Untuk mengobati perasaan Bapak, saya diajak Mamak sholat ke masjid. Kami bertiga berjalan beriringan, tanpa sepatah kata keluar dari mulut. Bapak berjalan paling depan. Sepanjang jalan Bapak mengajak anak-anak yang main di pinggir jalan untuk sholat di masjid, tapi anak-anak pada lari ketakuatan seperti dikejar maling.
Saya bergidik ketika Bapak mengumandangkan adzan maghrib. Suara Bapak memang tak pantas untuk mengumandangkan adzan, jelek. Apa mungkin karena suara Bapak yang tak sedap didengar sehingga membuat warga kampung tak ada yang mau sholat berjama’ah di masjid? Ah tak masuk akal. Sebelum hilang, Marbot Li yang selalu mengumandangkan adzan, walau dengan suara yang sama tak sedapnya dengan suara Bapak. Mungkin warga kampung juga jengkel dengan suara adzan Marbot Li. Tapi tidak dengan Bapak. Bapaklah yang menunjuk Li untuk menjadi Marbot. Kini belum sampai dua bulan menjadi marbot, ia sudah hilang bagai ditelan bumi.
Apa yang terjadi kemudian cukup membuat Bapak terkejut. Saya dan Mamak juga ikut terkejut melihat Bapak. Bapak kemudian menangis. Tapi saya dan Mamak tak ikut menangis. Ada pengumuman mengejutkan menggunakan toa balai desa. Dari suaranya yang penuh wibawa, dapatlah saya mengenali orang yang berbicara itu. Kepala Desa, ya betul Kepala Desa.
“Assalamu’alaikum warahmatullahi wabarakatuh!! Untuk sementara waktu, tempat untuk melaksanakan sholat berjama’ah dialihkan dari masjid ke aula balai desa!!” Suaranya lantang.
“Sekali lagi! Untuk sementara waktu, tempat untuk melaksanakan sholat berjama’ah dialihkan dari masjid ke aula balai desa. Pengumuman ini berlaku mulai besok pada waktu Sholat Shubuh!”
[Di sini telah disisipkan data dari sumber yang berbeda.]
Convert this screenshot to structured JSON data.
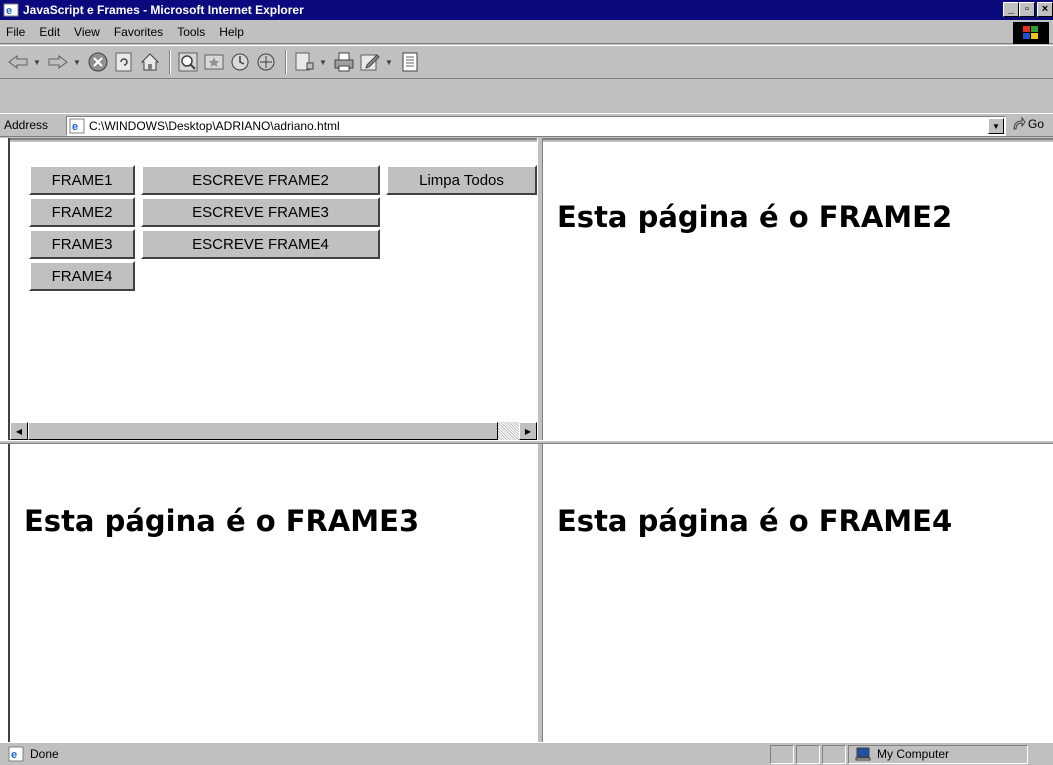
{
  "window": {
    "title": "JavaScript e Frames - Microsoft Internet Explorer",
    "min_glyph": "_",
    "max_glyph": "▫",
    "close_glyph": "×"
  },
  "menu": {
    "items": [
      {
        "label": "File"
      },
      {
        "label": "Edit"
      },
      {
        "label": "View"
      },
      {
        "label": "Favorites"
      },
      {
        "label": "Tools"
      },
      {
        "label": "Help"
      }
    ]
  },
  "toolbar": {
    "icons": [
      "back-icon",
      "forward-icon",
      "stop-icon",
      "refresh-icon",
      "home-icon",
      "search-icon",
      "favorites-icon",
      "history-icon",
      "channels-icon",
      "mail-icon",
      "print-icon",
      "edit-icon",
      "discuss-icon"
    ]
  },
  "address": {
    "label": "Address",
    "value": "C:\\WINDOWS\\Desktop\\ADRIANO\\adriano.html",
    "go_label": "Go"
  },
  "frame1": {
    "buttons_col1": [
      "FRAME1",
      "FRAME2",
      "FRAME3",
      "FRAME4"
    ],
    "buttons_col2": [
      "ESCREVE FRAME2",
      "ESCREVE FRAME3",
      "ESCREVE FRAME4"
    ],
    "clear_label": "Limpa Todos"
  },
  "frame2": {
    "heading": "Esta página é o FRAME2"
  },
  "frame3": {
    "heading": "Esta página é o FRAME3"
  },
  "frame4": {
    "heading": "Esta página é o FRAME4"
  },
  "status": {
    "text": "Done",
    "zone": "My Computer"
  },
  "colors": {
    "titlebar": "#0a0a7e",
    "chrome": "#c0c0c0"
  }
}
Maka mulai saat itu saya lihat Bapak sudah benar-benar seperti orang gila. Diam termenung dengan mata yang memandang jauh dan kosong. Makan tak mau. Minum tak mau. Istri dan anak tak dihiraukan. Bahkan ke masjid pun enggan. Mamak selalu menangis melihat Bapak. Seringkali Mamak membujuk Bapak untuk makan atau hanya sekadar mengajaknya ngobrol pun tak disahut. Saya juga ikut menangis melihat Mamak kewalahan membujuk Bapak. Mamak hari ini akan ke dokter; memanggil dokter untuk memeriksa—menyembuhkan Bapak. Namun setelah diperiksa, Bapak tidak memiliki suatu penyakit apapun.
“Bapak hanya perlu istirahat yang cukup saja,” kata dokter.
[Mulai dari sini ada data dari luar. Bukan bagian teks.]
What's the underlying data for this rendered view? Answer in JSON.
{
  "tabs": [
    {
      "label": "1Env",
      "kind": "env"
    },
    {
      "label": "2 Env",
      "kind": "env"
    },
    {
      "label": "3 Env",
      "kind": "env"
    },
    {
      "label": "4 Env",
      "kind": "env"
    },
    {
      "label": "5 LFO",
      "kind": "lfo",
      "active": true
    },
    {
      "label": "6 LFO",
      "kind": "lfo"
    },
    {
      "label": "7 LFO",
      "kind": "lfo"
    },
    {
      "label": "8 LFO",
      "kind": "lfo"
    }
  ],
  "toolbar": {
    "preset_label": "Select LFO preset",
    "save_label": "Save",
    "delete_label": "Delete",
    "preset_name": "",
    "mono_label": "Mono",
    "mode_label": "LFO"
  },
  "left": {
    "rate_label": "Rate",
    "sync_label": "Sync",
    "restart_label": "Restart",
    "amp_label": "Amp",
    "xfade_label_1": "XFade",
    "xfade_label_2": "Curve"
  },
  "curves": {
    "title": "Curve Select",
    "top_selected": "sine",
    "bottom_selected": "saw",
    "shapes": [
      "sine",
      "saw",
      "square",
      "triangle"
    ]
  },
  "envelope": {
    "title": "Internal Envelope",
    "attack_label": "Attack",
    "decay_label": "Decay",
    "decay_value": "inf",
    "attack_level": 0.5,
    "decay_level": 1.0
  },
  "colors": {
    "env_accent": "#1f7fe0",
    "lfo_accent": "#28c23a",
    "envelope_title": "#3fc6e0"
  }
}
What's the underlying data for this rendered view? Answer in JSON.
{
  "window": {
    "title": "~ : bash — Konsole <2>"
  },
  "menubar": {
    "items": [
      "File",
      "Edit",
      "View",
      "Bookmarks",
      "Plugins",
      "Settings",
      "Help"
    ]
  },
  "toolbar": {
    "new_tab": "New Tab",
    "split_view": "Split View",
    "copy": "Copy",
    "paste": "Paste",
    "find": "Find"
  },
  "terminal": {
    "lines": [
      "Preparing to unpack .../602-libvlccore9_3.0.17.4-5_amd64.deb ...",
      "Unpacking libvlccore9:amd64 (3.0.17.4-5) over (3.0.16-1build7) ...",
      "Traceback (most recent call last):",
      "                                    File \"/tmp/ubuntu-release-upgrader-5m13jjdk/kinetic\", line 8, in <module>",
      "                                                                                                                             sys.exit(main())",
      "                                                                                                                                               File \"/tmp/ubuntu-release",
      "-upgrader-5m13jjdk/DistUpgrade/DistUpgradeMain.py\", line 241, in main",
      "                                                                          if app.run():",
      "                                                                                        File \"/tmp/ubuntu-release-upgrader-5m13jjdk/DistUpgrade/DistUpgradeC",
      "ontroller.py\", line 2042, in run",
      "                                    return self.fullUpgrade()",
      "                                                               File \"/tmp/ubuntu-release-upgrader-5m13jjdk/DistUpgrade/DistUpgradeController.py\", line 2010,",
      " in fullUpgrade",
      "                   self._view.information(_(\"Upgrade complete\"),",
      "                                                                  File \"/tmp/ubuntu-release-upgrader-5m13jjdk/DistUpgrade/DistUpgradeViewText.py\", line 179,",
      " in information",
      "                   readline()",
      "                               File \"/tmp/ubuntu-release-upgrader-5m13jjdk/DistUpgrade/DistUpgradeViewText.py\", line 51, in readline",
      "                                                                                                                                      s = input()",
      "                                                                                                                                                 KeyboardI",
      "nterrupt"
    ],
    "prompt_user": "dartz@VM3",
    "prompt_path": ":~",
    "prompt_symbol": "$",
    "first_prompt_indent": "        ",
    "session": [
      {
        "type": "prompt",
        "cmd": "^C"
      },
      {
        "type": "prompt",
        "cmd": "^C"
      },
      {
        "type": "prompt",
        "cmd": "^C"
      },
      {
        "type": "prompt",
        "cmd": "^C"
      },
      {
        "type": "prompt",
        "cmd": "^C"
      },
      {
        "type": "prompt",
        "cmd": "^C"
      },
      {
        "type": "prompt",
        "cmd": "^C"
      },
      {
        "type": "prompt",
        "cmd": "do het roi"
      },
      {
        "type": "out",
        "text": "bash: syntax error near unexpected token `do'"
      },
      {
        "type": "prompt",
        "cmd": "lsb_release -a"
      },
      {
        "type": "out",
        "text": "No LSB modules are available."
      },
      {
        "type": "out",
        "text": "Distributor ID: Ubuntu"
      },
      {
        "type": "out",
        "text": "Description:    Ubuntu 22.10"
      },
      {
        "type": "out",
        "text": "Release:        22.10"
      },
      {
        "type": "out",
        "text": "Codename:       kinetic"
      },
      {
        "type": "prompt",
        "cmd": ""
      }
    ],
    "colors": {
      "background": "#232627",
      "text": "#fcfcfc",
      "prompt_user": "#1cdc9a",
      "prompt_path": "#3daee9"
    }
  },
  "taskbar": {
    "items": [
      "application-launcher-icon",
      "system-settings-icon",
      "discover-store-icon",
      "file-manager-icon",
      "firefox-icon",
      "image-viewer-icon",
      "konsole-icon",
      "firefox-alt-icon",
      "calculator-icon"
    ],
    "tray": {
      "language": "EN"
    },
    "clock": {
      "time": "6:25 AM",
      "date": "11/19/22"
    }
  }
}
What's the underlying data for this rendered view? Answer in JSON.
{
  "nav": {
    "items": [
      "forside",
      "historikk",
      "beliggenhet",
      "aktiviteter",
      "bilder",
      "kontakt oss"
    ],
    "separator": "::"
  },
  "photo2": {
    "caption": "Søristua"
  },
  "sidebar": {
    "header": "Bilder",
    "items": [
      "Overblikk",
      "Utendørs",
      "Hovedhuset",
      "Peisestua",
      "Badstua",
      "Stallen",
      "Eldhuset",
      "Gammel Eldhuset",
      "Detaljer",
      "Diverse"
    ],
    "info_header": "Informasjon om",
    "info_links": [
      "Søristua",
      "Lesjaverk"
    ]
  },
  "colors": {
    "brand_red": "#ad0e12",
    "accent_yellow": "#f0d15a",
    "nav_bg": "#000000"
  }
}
Belakangan ini kuketahui dari seorang sahabat penyebab warga kampung tak lagi mau sholat berjama’ah di masjid. Saya senang bukan main. Begini kata sahabat saya.
“Mereka tak suka seruan Tuhan itu diperantarai oleh Marbot Li. Masa bekas orang gila bisa mewakili seruan Tuhan Yang Maha Mulia untuk memanggil orang-orang waras? Apalagi dalam urusan agama? Sah-kah seruan Tuhan itu diperantarai oleh bekas orang gila? Urusan agama jangan dianggap main!” kata mereka.”
Dia berpikir sejenak, dan saya hanya manggut-manggut mendengar sahabat ini berbicara. Sahabat ini menelan ludah dan melanjutkan.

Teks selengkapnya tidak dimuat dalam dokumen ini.